Max-Planck-Institute of Immunobiology and Epigenetics, D-79108 Freiburg, Germany.
J Immunol. 2011 May 1;186(9):5478-88. doi: 10.4049/jimmunol.1000458. Epub 2011 Mar 25.
In macrophages, two signaling pathways, dependent on MyD88 or TIR domain-containing adaptor-inducing IFN-β (TRIF) signaling, emanate from the LPS receptor TLR4/MD-2. In this study, we show that in murine bone marrow-derived mast cells (BMMCs), only the MyD88-dependent pathway is activated by LPS. The TRIF signaling branch leading both to NF-κB activation and enhanced proinflammatory cytokine production, as well as to IRF3 activation and subsequent IFN-β production, is absent in LPS-stimulated BMMCs. IRF3 activation is also absent in peritoneal mast cells from LPS-injected mice. We observed strongly diminished TRAM expression in BMMCs, but overexpression of TRAM only moderately enhanced IL-6 and did not boost IFN-β responses to LPS in these cells. A combination of very low levels of TRAM and TLR4/MD-2 with the known absence of membrane-bound CD14 are expected to contribute to the defective TRIF signaling in mast cells. We also show that, unlike in macrophages, in BMMCs the TRIF-dependent and -independent IFN-αβ responses to other recognized IFN inducers (dsRNA, adenovirus, and B-DNA) are absent. These results show how the response to the same microbial ligand using the same receptor can be regulated in different cell types of the innate immune system.

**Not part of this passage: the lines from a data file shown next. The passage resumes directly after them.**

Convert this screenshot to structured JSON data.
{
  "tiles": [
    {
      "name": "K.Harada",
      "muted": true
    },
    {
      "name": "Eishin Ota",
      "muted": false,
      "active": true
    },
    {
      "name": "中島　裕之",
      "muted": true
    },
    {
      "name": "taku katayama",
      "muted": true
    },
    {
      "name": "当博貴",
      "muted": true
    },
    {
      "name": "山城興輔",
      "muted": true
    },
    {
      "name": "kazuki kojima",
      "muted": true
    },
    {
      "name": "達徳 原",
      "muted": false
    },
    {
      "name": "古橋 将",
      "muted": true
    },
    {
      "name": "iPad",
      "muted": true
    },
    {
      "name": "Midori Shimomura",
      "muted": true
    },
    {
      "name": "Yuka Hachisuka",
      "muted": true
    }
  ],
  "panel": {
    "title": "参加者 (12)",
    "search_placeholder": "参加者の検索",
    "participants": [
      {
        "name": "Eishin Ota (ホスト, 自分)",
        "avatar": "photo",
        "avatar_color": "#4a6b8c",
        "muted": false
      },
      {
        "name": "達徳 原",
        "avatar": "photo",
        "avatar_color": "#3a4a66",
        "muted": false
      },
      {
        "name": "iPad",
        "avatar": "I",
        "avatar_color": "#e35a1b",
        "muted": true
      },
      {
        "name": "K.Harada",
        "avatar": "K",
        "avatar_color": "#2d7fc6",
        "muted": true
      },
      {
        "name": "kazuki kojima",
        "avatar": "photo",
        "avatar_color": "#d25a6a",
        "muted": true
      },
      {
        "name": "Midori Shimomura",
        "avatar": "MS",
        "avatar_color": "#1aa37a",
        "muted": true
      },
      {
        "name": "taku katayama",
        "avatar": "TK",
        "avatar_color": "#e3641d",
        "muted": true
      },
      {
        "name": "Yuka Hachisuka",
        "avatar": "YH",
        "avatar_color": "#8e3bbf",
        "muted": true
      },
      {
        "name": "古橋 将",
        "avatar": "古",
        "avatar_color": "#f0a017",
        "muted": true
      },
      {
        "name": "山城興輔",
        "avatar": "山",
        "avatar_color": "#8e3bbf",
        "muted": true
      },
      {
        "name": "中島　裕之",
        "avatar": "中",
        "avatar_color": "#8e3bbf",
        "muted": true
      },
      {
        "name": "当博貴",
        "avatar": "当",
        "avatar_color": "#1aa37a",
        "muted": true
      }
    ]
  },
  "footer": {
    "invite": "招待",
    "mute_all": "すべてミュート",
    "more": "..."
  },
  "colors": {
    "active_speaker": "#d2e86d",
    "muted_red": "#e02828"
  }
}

在巨噬细胞中,两种信号通路依赖于 MyD88 或 TIR 结构域包含衔接子诱导 IFN-β(TRIF)信号,从 LPS 受体 TLR4/MD-2 发出。在这项研究中,我们表明在鼠骨髓来源的肥大细胞(BMMC)中,只有 LPS 激活 MyD88 依赖性途径。TRIF 信号分支导致 NF-κB 激活和增强的促炎细胞因子产生,以及 IRF3 激活和随后的 IFN-β产生,在 LPS 刺激的 BMMC 中缺失。IRF3 激活也在 LPS 注射小鼠的腹腔肥大细胞中缺失。我们观察到 BMMC 中 TRAM 的表达明显降低,但 TRAM 的过表达仅适度增强了 IL-6,并且不能增强这些细胞对 LPS 的 IFN-β反应。TRAM 和 TLR4/MD-2 的极低水平与已知不存在膜结合 CD14 相结合,预计会导致肥大细胞中 TRIF 信号的缺陷。我们还表明,与巨噬细胞不同,在 BMMC 中,TRIF 依赖性和非依赖性 IFN-αβ 对其他公认的 IFN 诱导剂(dsRNA、腺病毒和 B-DNA)的反应缺失。这些结果表明,相同的先天免疫系统细胞类型如何调节对同一微生物配体使用相同受体的反应。